(1.) In view of the commonality of the controversy involved in this batch of appeals, they were heard together and are being disposed of by a singular order. For the sake of convenience and clarity, the facts from LPA No.390/2010 arising out of WP(C) No.14178/2004 are adumbrated herein.
(2.) The appellants-workmen claimed to be the deemed employees of the management of Air India Limited and on this basis, disputes were raised and on eventual failure, the Central Government referred the disputes to the Central Government Industrial Tribunal (for short =the tribunal') for adjudication. It is worth noting that there were three identical references barring the change of names of the workmen. The terms of reference read as follows:
(3.) It was the case of the workmen before the tribunal that they were engaged on casual basis by the respondent-management in the Air India Ground Service Department Canteen, Indira Gandhi International Airport, New Delhi through Chefair, flight caterers, which was a unit of the Hotel Corporation of India (HCI), a Government Corporation, the respondent No.2 herein. It was urged that the canteen was established and maintained by the Air India under the provisions of Section 46 of the Factories Act, 1948 (for brevity =the 1948 Act') and by notification dated 21.1.1991, the Lt. Governor of Delhi had directed that Rules 65-70 of the Delhi Factories Rules, 1950 shall apply to the factories specified in the schedule to the said notification and as the Air India Ground Service Department Canteen finds mention at serial No.9., its workers were deemed to be the employees of Air India.

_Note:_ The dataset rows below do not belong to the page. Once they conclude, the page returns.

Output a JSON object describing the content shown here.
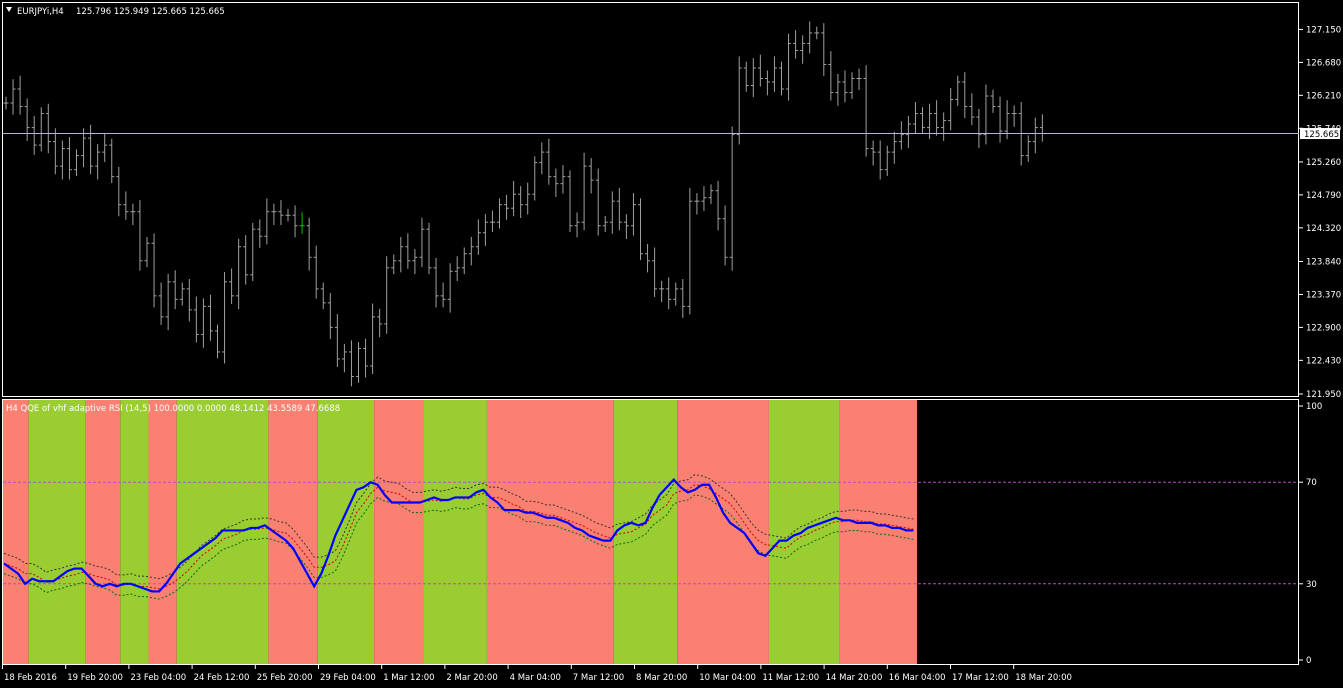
{
  "price_panel": {
    "symbol_header": "EURJPYi,H4",
    "ohlc_header": "125.796 125.949 125.665 125.665",
    "last_price_label": "125.665",
    "last_price": 125.665,
    "price_axis_ticks": [
      "127.150",
      "126.680",
      "126.210",
      "125.740",
      "125.260",
      "124.790",
      "124.320",
      "123.840",
      "123.370",
      "122.900",
      "122.430",
      "121.950"
    ],
    "colors": {
      "bar": "#a0a0a0",
      "bid_line": "#b4b4d2",
      "highlight_bar": "#00c800"
    }
  },
  "indicator_panel": {
    "header": "H4 QQE of vhf adaptive RSI (14,5) 100.0000 0.0000 48.1412 43.5589 47.6688",
    "axis_ticks": [
      "100",
      "70",
      "30",
      "0"
    ],
    "levels": [
      70,
      30
    ],
    "colors": {
      "up_zone": "#9acd32",
      "down_zone": "#fa8072",
      "main_line": "#0000ff",
      "level_line": "#b84ac4",
      "trail_line": "#333333",
      "trail_red": "#cc0000",
      "trail_green": "#116611"
    }
  },
  "time_axis": {
    "labels": [
      "18 Feb 2016",
      "19 Feb 20:00",
      "23 Feb 04:00",
      "24 Feb 12:00",
      "25 Feb 20:00",
      "29 Feb 04:00",
      "1 Mar 12:00",
      "2 Mar 20:00",
      "4 Mar 04:00",
      "7 Mar 12:00",
      "8 Mar 20:00",
      "10 Mar 04:00",
      "11 Mar 12:00",
      "14 Mar 20:00",
      "16 Mar 04:00",
      "17 Mar 12:00",
      "18 Mar 20:00"
    ]
  },
  "chart_data": [
    {
      "type": "ohlc",
      "title": "EURJPYi,H4",
      "ylim": [
        121.95,
        127.37
      ],
      "series": [
        {
          "name": "EURJPYi,H4",
          "closes": [
            126.1,
            126.3,
            126.05,
            125.75,
            125.5,
            125.95,
            125.55,
            125.2,
            125.45,
            125.15,
            125.35,
            125.6,
            125.2,
            125.4,
            125.5,
            125.05,
            124.65,
            124.55,
            124.55,
            123.85,
            124.1,
            123.35,
            123.05,
            123.55,
            123.3,
            123.45,
            123.15,
            122.8,
            123.2,
            122.85,
            122.55,
            123.55,
            123.35,
            124.05,
            123.65,
            124.3,
            124.2,
            124.55,
            124.55,
            124.5,
            124.5,
            124.35,
            124.35,
            123.9,
            123.45,
            123.25,
            122.9,
            122.45,
            122.55,
            122.2,
            122.6,
            122.35,
            123.05,
            122.95,
            123.75,
            123.85,
            124.05,
            123.85,
            123.9,
            124.3,
            123.75,
            123.35,
            123.3,
            123.7,
            123.75,
            123.95,
            124.05,
            124.25,
            124.4,
            124.4,
            124.65,
            124.6,
            124.8,
            124.65,
            124.8,
            125.25,
            125.4,
            125.05,
            124.95,
            125.05,
            124.35,
            124.4,
            125.2,
            125.0,
            124.35,
            124.4,
            124.7,
            124.4,
            124.35,
            124.65,
            123.95,
            123.85,
            123.45,
            123.45,
            123.3,
            123.45,
            123.2,
            124.7,
            124.7,
            124.75,
            124.85,
            124.45,
            123.9,
            125.65,
            126.6,
            126.35,
            126.6,
            126.45,
            126.4,
            126.6,
            126.3,
            126.95,
            126.85,
            126.95,
            127.1,
            127.1,
            126.65,
            126.25,
            126.4,
            126.25,
            126.45,
            126.45,
            125.45,
            125.4,
            125.15,
            125.4,
            125.55,
            125.65,
            125.8,
            125.95,
            125.75,
            125.95,
            125.75,
            125.85,
            126.15,
            126.4,
            126.05,
            125.9,
            125.65,
            126.2,
            126.05,
            125.7,
            125.95,
            125.95,
            125.35,
            125.55,
            125.75,
            125.665
          ]
        }
      ]
    },
    {
      "type": "line",
      "title": "H4 QQE of vhf adaptive RSI (14,5) 100.0000 0.0000 48.1412 43.5589 47.6688",
      "ylim": [
        0,
        100
      ],
      "series": [
        {
          "name": "QQE",
          "values": [
            38,
            36,
            34,
            30,
            32,
            31,
            31,
            31,
            33,
            35,
            36,
            36,
            33,
            30,
            29,
            30,
            29,
            30,
            30,
            29,
            28,
            27,
            27,
            30,
            34,
            38,
            40,
            42,
            44,
            46,
            48,
            51,
            51,
            51,
            51,
            52,
            52,
            53,
            51,
            49,
            47,
            44,
            39,
            34,
            29,
            34,
            41,
            49,
            55,
            61,
            67,
            68,
            70,
            69,
            65,
            62,
            62,
            62,
            62,
            62,
            63,
            64,
            63,
            63,
            64,
            64,
            64,
            66,
            67,
            64,
            62,
            59,
            59,
            59,
            58,
            58,
            57,
            56,
            56,
            55,
            54,
            52,
            51,
            49,
            48,
            47,
            47,
            51,
            53,
            54,
            53,
            54,
            60,
            65,
            68,
            71,
            68,
            66,
            67,
            69,
            69,
            64,
            58,
            54,
            52,
            50,
            46,
            42,
            41,
            44,
            47,
            47,
            49,
            50,
            52,
            53,
            54,
            55,
            56,
            55,
            55,
            54,
            54,
            54,
            53,
            53,
            52,
            52,
            51,
            51
          ]
        }
      ]
    }
  ]
}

It was asserted before the tribunal that HCI had entered into a contract with the respondent Air India to maintain and run the said canteen which was a maladroit device to circumvent various provisions of the Contract Labour (Prohibition and Abolition) Act, 1970 (for short =the 1970 Act') and that the workmen were performing duties which were permanent, perennial in nature and continuously required by the Air India but were paid wages less than the wages paid to regular employees performing the same duties. On the aforesaid foundation, the workmen claimed regularization of service with back wages. As the employees were disengaged during the pendency of the dispute, the same was also assailed under Section 33-A of the Act.